It supports a file ~/.R/build.Renviron analogously to check.
It now runs build-time \Sexpr expressions in help files.
• R CMD Rd2dvi makes use of tools::texi2dvi() to process the
package manual. It is now implemented entirely in R (rather than
partially as a shell script).
• R CMD Rprof now uses utils::summaryRprof() rather than Perl. It
has new arguments to select one of the tables and to limit the
number of entries printed.
• R CMD Sweave now runs R with --vanilla so the environment setting
of R_LIBS will always be used.
C-LEVEL FACILITIES:
• lang5() and lang6() (in addition to pre-existing lang[1-4]())
convenience functions for easier construction of eval() calls.
If you have your own definition, do wrap it inside #ifndef lang5
.... #endif to keep it working with old and new R.
• Header R.h now includes only the C headers it itself needs, hence
no longer includes errno.h. (This helps avoid problems when it
is included from C++ source files.)
• Headers Rinternals.h and R_ext/Print.h include the C++ versions
of stdio.h and stdarg.h respectively if included from a C++
source file.
INSTALLATION:
• A C99 compiler is now required, and more C99 language features
will be used in the R sources.
• Tcl/Tk >= 8.4 is now required (increased from 8.3).

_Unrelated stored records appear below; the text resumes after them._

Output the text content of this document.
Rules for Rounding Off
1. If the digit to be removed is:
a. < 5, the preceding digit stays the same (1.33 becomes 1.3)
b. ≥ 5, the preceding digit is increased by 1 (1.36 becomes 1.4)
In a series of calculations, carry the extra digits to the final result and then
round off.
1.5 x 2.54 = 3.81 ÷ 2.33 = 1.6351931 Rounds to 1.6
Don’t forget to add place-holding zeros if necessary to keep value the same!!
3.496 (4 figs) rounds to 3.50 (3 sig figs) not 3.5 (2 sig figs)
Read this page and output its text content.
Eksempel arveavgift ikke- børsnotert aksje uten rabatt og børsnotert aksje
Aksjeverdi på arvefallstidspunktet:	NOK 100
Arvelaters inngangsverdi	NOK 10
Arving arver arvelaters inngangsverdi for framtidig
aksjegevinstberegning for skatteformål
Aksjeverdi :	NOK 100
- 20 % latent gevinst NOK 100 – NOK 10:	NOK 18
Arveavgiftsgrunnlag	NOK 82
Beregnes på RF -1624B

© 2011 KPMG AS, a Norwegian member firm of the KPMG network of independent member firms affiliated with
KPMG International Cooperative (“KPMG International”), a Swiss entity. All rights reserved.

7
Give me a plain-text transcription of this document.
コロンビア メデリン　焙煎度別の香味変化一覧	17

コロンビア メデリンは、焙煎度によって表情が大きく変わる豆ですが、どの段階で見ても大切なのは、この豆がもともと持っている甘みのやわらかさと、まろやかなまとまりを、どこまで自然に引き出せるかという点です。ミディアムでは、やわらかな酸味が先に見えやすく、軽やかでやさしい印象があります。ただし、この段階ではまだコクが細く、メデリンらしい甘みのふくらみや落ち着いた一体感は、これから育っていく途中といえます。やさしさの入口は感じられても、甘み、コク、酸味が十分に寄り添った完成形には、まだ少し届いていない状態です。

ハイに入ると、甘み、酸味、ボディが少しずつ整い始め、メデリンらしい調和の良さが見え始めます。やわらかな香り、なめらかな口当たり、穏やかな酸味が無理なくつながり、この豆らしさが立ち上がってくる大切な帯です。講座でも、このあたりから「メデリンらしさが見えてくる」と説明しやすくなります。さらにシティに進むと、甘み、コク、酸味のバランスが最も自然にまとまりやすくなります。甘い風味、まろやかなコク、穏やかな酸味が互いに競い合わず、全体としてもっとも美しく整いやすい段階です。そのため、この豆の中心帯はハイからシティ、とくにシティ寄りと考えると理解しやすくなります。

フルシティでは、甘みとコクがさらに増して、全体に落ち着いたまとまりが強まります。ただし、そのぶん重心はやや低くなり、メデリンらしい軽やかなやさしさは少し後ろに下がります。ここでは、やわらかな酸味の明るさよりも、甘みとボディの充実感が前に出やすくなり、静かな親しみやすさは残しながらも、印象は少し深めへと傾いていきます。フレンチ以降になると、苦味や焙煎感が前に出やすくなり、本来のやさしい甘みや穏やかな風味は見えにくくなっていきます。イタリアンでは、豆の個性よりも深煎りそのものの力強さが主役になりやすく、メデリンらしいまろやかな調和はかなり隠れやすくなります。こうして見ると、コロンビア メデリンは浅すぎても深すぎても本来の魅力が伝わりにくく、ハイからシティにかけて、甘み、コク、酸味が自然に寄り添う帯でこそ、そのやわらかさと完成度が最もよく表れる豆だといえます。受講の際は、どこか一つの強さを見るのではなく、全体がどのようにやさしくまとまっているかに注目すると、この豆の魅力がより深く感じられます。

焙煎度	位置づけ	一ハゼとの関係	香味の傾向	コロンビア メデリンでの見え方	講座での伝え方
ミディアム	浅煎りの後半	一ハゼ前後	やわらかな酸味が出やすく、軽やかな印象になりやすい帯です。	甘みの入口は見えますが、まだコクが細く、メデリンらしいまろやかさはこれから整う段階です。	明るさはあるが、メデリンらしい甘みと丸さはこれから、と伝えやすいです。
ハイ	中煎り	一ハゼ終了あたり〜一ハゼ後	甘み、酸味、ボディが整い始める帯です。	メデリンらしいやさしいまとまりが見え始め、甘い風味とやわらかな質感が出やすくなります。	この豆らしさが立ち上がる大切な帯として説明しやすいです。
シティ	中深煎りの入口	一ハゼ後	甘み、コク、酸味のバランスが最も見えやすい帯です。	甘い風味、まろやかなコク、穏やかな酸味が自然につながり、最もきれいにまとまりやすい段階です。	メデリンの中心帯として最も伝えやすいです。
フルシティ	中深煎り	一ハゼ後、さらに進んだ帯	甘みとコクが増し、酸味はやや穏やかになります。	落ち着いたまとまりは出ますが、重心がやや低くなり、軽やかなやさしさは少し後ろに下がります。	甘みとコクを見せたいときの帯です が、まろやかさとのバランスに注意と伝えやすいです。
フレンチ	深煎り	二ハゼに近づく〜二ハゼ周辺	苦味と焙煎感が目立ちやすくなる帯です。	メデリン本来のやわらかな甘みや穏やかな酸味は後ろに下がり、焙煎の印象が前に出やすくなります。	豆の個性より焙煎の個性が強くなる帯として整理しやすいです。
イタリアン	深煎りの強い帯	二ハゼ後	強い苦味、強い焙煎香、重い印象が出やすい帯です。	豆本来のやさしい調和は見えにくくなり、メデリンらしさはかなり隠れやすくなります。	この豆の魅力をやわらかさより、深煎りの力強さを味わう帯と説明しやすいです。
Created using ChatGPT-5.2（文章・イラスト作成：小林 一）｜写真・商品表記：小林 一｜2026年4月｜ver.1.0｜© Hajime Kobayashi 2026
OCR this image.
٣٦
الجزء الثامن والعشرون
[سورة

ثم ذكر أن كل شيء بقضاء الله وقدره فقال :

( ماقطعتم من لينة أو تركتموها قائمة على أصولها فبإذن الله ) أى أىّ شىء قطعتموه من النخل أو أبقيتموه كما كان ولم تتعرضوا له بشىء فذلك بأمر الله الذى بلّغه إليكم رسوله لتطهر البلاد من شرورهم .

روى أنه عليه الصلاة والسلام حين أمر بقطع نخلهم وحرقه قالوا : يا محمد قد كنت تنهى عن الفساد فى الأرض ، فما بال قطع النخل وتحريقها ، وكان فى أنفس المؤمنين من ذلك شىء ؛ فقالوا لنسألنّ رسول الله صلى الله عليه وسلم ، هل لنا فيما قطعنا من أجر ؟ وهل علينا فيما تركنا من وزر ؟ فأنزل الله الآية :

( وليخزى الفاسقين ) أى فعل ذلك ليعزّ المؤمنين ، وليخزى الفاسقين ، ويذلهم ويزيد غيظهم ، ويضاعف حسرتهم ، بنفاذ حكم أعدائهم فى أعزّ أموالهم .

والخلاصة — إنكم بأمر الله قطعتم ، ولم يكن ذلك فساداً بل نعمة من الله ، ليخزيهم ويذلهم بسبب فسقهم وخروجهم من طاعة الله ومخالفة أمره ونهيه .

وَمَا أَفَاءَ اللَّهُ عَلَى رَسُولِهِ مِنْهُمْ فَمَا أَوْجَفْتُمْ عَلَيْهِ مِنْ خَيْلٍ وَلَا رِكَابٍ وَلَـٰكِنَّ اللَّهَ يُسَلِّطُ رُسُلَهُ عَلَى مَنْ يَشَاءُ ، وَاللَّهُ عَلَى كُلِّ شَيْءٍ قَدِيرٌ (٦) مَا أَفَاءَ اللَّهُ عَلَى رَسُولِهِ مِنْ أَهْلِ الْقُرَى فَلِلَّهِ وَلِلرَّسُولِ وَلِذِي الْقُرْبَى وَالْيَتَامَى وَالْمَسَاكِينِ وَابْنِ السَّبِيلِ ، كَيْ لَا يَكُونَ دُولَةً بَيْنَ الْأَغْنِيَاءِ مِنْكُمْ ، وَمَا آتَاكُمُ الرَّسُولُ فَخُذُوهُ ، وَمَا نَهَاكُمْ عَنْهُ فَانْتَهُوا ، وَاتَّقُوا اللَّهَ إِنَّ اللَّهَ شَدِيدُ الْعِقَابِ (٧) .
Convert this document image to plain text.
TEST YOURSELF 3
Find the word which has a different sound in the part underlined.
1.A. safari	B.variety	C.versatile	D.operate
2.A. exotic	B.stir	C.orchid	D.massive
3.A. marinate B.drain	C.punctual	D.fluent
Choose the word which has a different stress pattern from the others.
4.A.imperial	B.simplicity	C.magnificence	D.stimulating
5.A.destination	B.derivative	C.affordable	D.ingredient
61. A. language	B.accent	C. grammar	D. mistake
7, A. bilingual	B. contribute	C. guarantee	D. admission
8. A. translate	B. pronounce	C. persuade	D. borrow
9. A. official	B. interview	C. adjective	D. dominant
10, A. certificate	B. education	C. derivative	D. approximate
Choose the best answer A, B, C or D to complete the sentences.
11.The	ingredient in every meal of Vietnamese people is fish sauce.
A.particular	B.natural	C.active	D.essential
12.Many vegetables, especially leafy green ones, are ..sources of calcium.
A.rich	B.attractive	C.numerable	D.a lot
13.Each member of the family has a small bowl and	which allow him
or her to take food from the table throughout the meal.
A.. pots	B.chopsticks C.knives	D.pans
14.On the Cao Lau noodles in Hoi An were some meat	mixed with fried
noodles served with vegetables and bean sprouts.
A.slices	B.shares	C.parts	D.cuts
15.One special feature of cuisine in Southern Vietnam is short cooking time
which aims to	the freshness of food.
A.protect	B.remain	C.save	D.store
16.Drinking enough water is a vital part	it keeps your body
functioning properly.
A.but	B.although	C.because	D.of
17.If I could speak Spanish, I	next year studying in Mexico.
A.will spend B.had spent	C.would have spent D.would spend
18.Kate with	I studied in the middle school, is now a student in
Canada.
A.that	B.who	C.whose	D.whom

• System functions access, chdir and getcwd are now essential to
configure R. (In practice they have been required for some
time.)
• make check compares the output of the examples from several of
the base packages to reference output rather than the previous
output (if any). Expect some differences due to differences in
floating-point computations between platforms.
• File NEWS is no longer in the sources, but generated as part of
the installation. The primary source for changes is now
doc/NEWS.Rd.
• The popen system call is now required to build R. This ensures
the availability of system(intern = TRUE), pipe() connections and
printing from postscript().
• The pkg-config file libR.pc now also works when R is installed
using a sub-architecture.
• R has always required a BLAS that conforms to IE60559 arithmetic,
but after discovery of more real-world problems caused by a BLAS
that did not, this is tested more thoroughly in this version.
BUG FIXES:
• Calls to selectMethod() by default no longer cache inherited
methods. This could previously corrupt methods used by as().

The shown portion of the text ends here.